Kurtulmuş'un açıklamalarından satırbaşları şöyle:
Dokunulmazlık teklifi
“506 fezkele parlamentoda bekliyor. Bunların kaldırılmasına yönelik düzenlemenin yapılmasını biz de iktidar olarak uygun buluyoruz. Ancak buradaki temel mesele tek tek bu dosyaların Meclis gündemini işgal etmemesidir.
“Sadece bu dosyaları konuşsak 1 sene konuşuruz. Yapacak çok işimiz var. Burada da anayasaya geçici bir madde koyarak falanca tarihe kadar yani bunun yasalaştığı tarihe kadar Meclis'e gelen dosyalarla ilgili dokunulmazlıkların kaldırılması. Ve böylece bu dosyaları biz hep birlikte mahkemelere gönderelim.
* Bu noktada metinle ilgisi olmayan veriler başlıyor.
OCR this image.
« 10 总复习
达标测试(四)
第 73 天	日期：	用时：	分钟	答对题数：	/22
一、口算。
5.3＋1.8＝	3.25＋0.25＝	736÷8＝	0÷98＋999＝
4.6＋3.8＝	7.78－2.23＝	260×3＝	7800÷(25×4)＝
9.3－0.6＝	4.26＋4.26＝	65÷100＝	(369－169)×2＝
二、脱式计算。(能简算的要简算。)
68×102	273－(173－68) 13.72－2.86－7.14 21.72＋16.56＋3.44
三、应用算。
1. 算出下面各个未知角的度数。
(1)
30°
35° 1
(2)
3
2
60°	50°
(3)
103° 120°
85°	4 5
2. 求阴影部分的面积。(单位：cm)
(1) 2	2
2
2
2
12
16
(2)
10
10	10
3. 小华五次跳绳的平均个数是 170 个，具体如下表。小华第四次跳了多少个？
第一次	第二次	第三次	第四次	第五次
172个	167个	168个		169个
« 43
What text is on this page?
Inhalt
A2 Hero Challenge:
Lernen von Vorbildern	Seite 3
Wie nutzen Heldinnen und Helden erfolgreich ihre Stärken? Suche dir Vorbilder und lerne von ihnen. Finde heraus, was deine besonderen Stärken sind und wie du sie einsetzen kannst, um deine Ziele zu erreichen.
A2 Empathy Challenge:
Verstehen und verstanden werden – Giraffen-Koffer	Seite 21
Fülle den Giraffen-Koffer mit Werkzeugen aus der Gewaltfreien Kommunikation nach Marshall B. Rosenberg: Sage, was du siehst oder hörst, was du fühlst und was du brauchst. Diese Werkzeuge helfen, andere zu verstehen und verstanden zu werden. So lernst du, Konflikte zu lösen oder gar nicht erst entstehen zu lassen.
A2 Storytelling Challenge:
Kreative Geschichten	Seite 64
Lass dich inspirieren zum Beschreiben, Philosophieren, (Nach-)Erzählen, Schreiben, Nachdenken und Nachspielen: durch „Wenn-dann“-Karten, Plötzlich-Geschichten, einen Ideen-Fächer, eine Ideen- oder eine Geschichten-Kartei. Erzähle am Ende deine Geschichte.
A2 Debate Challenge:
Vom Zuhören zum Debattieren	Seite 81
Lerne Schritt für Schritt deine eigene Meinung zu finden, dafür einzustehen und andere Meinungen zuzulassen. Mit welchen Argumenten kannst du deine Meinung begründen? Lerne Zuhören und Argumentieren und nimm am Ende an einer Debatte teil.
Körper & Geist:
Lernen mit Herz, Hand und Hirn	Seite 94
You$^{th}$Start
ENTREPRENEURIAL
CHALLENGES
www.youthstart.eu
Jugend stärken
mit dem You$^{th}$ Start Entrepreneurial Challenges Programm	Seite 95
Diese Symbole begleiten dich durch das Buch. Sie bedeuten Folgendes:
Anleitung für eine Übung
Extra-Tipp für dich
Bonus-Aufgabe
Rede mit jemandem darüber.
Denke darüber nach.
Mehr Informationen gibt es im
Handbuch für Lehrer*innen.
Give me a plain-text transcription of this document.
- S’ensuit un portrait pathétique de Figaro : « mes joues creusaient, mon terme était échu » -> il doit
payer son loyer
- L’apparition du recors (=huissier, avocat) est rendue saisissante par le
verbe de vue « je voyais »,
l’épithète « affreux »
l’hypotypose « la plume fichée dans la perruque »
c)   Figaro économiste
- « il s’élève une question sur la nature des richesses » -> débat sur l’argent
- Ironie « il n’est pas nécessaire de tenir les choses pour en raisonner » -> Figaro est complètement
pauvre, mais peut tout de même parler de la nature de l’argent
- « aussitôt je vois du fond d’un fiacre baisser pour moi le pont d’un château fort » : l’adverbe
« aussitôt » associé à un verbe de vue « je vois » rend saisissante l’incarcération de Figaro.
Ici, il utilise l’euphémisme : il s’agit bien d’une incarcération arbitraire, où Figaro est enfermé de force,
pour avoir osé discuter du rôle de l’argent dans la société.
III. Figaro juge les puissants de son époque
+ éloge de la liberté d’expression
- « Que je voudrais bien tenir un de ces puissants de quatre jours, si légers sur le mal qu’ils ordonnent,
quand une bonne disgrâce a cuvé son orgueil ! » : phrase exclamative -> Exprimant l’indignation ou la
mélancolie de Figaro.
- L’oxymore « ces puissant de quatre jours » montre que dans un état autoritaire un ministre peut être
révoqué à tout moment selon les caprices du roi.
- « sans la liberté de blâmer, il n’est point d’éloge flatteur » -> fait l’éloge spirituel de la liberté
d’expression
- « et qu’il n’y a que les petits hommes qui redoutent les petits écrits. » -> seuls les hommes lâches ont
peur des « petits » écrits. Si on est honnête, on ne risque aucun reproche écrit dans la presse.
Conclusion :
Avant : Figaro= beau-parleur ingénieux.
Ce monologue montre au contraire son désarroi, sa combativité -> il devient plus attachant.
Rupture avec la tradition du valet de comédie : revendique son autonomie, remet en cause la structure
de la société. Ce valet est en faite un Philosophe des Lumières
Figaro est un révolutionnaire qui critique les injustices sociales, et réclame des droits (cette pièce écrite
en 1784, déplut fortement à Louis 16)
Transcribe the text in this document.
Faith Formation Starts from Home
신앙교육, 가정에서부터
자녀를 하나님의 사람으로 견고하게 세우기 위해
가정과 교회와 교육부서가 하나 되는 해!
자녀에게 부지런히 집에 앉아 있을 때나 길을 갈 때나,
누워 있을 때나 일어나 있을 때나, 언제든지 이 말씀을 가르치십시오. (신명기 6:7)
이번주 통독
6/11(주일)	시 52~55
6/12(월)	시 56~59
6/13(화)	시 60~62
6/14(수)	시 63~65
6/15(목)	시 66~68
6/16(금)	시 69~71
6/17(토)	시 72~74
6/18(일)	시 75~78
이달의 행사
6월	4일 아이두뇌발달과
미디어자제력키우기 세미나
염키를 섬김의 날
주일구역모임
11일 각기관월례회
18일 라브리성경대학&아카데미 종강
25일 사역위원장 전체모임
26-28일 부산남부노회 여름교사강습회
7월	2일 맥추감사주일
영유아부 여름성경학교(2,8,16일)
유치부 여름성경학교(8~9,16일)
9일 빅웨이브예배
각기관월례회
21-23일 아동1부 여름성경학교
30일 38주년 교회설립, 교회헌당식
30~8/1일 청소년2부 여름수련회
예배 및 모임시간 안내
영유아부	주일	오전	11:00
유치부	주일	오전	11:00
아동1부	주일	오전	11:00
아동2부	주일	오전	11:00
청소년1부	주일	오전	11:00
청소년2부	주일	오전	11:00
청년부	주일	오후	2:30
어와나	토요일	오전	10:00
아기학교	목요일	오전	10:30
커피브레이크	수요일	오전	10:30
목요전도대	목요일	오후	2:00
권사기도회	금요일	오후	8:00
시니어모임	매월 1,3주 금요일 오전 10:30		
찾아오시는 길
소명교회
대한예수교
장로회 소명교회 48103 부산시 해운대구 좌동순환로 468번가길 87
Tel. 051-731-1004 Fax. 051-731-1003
“Tarih olarak anayasa maddesinin geçtiği tarih olabilir. Hemen. Önümüzdeki hafta salı günü falan. Bu tek bir geçici madde olacak. Bütün mevcut fezlekelerle ilgili dokunulmazlıkların kaldırılması. Böylece bu halkımızdaki bütün tereddütleri de ortadan kaldıracak. Buyurun hodri meydan. Bütün dokunulmazlıklar kaldırılsın. Mahkemelerde gerekli kararlarını alarak bu dokunulmazlık konusunun siyasetin üzerinde bir gölge olması da önlenmiş olsun.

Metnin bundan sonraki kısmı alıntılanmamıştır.